You might find that something helps other symptoms, even when it does nothing to the headache. I have had great results with using hydroxyzine at bedtime for patients with persistent nausea. Having less nausea may make the difference between going to school or staying home…. again.
It is just a matter of time before the families (really the patients) decide that they do not want to try any further medication, at least daily medication. Most tell me that they feel better off the meds.
Things you might try for a migraineur in status migrainosis such as going to the ED or being admitted for DHE are not usually helpful. Often the patients end up more frustrated, faced with another ineffective intervention.

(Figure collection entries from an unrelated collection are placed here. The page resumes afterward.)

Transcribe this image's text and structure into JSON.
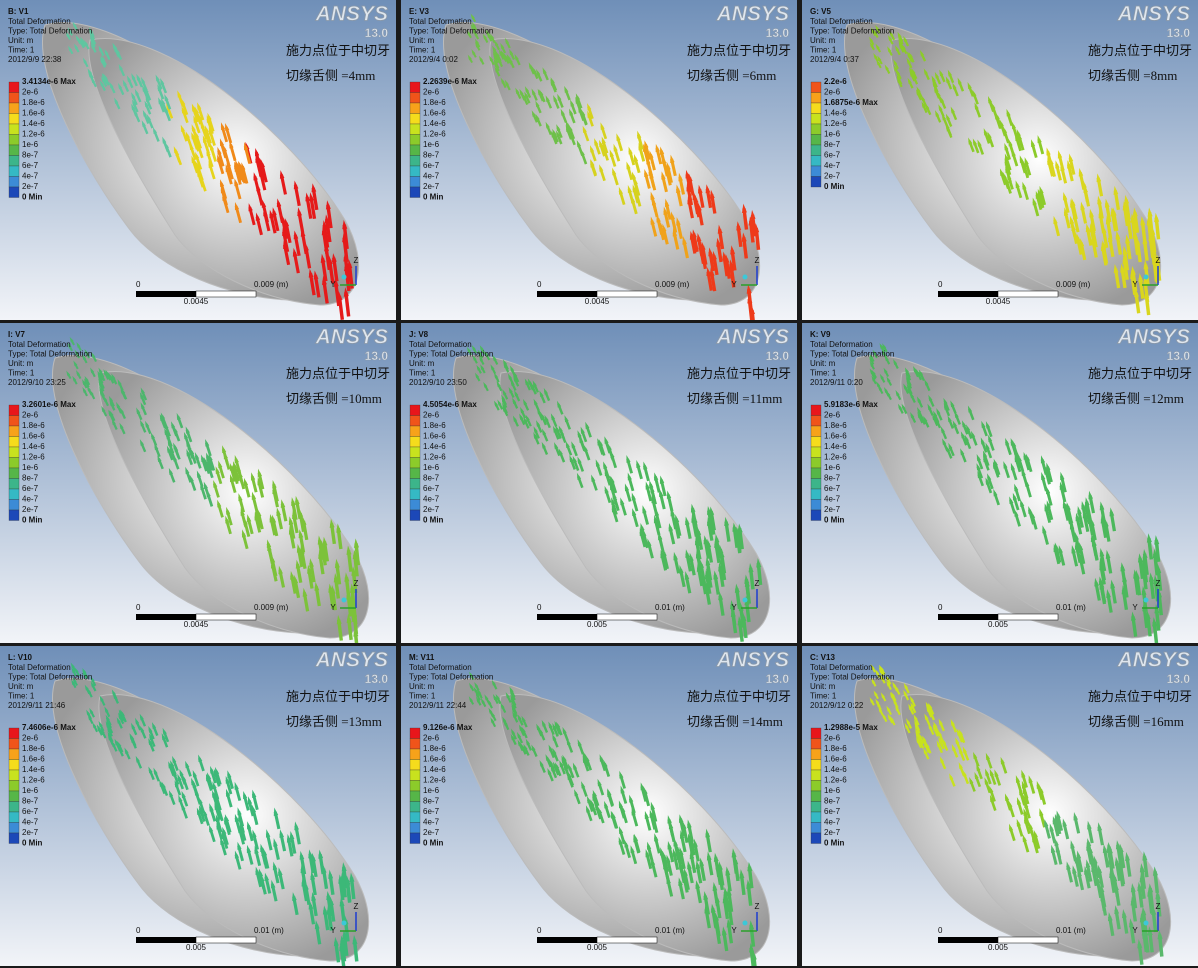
{
  "common": {
    "logo": "ANSYS",
    "version": "13.0",
    "lines": [
      "Total Deformation",
      "Type: Total Deformation",
      "Unit: m",
      "Time: 1"
    ],
    "axis_z": "Z",
    "axis_y": "Y",
    "note_top": "施力点位于中切牙"
  },
  "panels": [
    {
      "title": "B: V1",
      "date": "2012/9/9 22:38",
      "legend": [
        "3.4134e-6 Max",
        "2e-6",
        "1.8e-6",
        "1.6e-6",
        "1.4e-6",
        "1.2e-6",
        "1e-6",
        "8e-7",
        "6e-7",
        "4e-7",
        "2e-7",
        "0 Min"
      ],
      "note": "切缘舌侧 =4mm",
      "scale": [
        "0",
        "0.0045",
        "0.009 (m)"
      ]
    },
    {
      "title": "E: V3",
      "date": "2012/9/4 0:02",
      "legend": [
        "2.2639e-6 Max",
        "2e-6",
        "1.8e-6",
        "1.6e-6",
        "1.4e-6",
        "1.2e-6",
        "1e-6",
        "8e-7",
        "6e-7",
        "4e-7",
        "2e-7",
        "0 Min"
      ],
      "note": "切缘舌侧 =6mm",
      "scale": [
        "0",
        "0.0045",
        "0.009 (m)"
      ]
    },
    {
      "title": "G: V5",
      "date": "2012/9/4 0:37",
      "legend": [
        "2.2e-6",
        "2e-6",
        "1.6875e-6 Max",
        "1.4e-6",
        "1.2e-6",
        "1e-6",
        "8e-7",
        "6e-7",
        "4e-7",
        "2e-7",
        "0 Min"
      ],
      "note": "切缘舌侧 =8mm",
      "scale": [
        "0",
        "0.0045",
        "0.009 (m)"
      ]
    },
    {
      "title": "I: V7",
      "date": "2012/9/10 23:25",
      "legend": [
        "3.2601e-6 Max",
        "2e-6",
        "1.8e-6",
        "1.6e-6",
        "1.4e-6",
        "1.2e-6",
        "1e-6",
        "8e-7",
        "6e-7",
        "4e-7",
        "2e-7",
        "0 Min"
      ],
      "note": "切缘舌侧 =10mm",
      "scale": [
        "0",
        "0.0045",
        "0.009 (m)"
      ]
    },
    {
      "title": "J: V8",
      "date": "2012/9/10 23:50",
      "legend": [
        "4.5054e-6 Max",
        "2e-6",
        "1.8e-6",
        "1.6e-6",
        "1.4e-6",
        "1.2e-6",
        "1e-6",
        "8e-7",
        "6e-7",
        "4e-7",
        "2e-7",
        "0 Min"
      ],
      "note": "切缘舌侧 =11mm",
      "scale": [
        "0",
        "0.005",
        "0.01 (m)"
      ]
    },
    {
      "title": "K: V9",
      "date": "2012/9/11 0:20",
      "legend": [
        "5.9183e-6 Max",
        "2e-6",
        "1.8e-6",
        "1.6e-6",
        "1.4e-6",
        "1.2e-6",
        "1e-6",
        "8e-7",
        "6e-7",
        "4e-7",
        "2e-7",
        "0 Min"
      ],
      "note": "切缘舌侧 =12mm",
      "scale": [
        "0",
        "0.005",
        "0.01 (m)"
      ]
    },
    {
      "title": "L: V10",
      "date": "2012/9/11 21:46",
      "legend": [
        "7.4606e-6 Max",
        "2e-6",
        "1.8e-6",
        "1.6e-6",
        "1.4e-6",
        "1.2e-6",
        "1e-6",
        "8e-7",
        "6e-7",
        "4e-7",
        "2e-7",
        "0 Min"
      ],
      "note": "切缘舌侧 =13mm",
      "scale": [
        "0",
        "0.005",
        "0.01 (m)"
      ]
    },
    {
      "title": "M: V11",
      "date": "2012/9/11 22:44",
      "legend": [
        "9.126e-6 Max",
        "2e-6",
        "1.8e-6",
        "1.6e-6",
        "1.4e-6",
        "1.2e-6",
        "1e-6",
        "8e-7",
        "6e-7",
        "4e-7",
        "2e-7",
        "0 Min"
      ],
      "note": "切缘舌侧 =14mm",
      "scale": [
        "0",
        "0.005",
        "0.01 (m)"
      ]
    },
    {
      "title": "C: V13",
      "date": "2012/9/12 0:22",
      "legend": [
        "1.2988e-5 Max",
        "2e-6",
        "1.8e-6",
        "1.6e-6",
        "1.4e-6",
        "1.2e-6",
        "1e-6",
        "8e-7",
        "6e-7",
        "4e-7",
        "2e-7",
        "0 Min"
      ],
      "note": "切缘舌侧 =16mm",
      "scale": [
        "0",
        "0.005",
        "0.01 (m)"
      ]
    }
  ]
}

As far as rescue medications, again you try the basics- NSAIDS, antiemetics, caffeine. Most important is to stress that analgesia should only be used for severe headache and no more than 3 days/week to avoid overuse headache. As you can imagine, overuse is tempting, kids just want to feel better. But I stress that too much analgesia will just make them feel worse, and in the end, the medications will stop working. I encourage being strategic with analgesia. Save it for when you might really need it, such as before SAT exams or before a big sports game or concert. This is generally effective in preventing overuse.
What is really important is for the families and patients to know that you are all in this together. Accepting where they are and working with them. Offering hope but being realistic.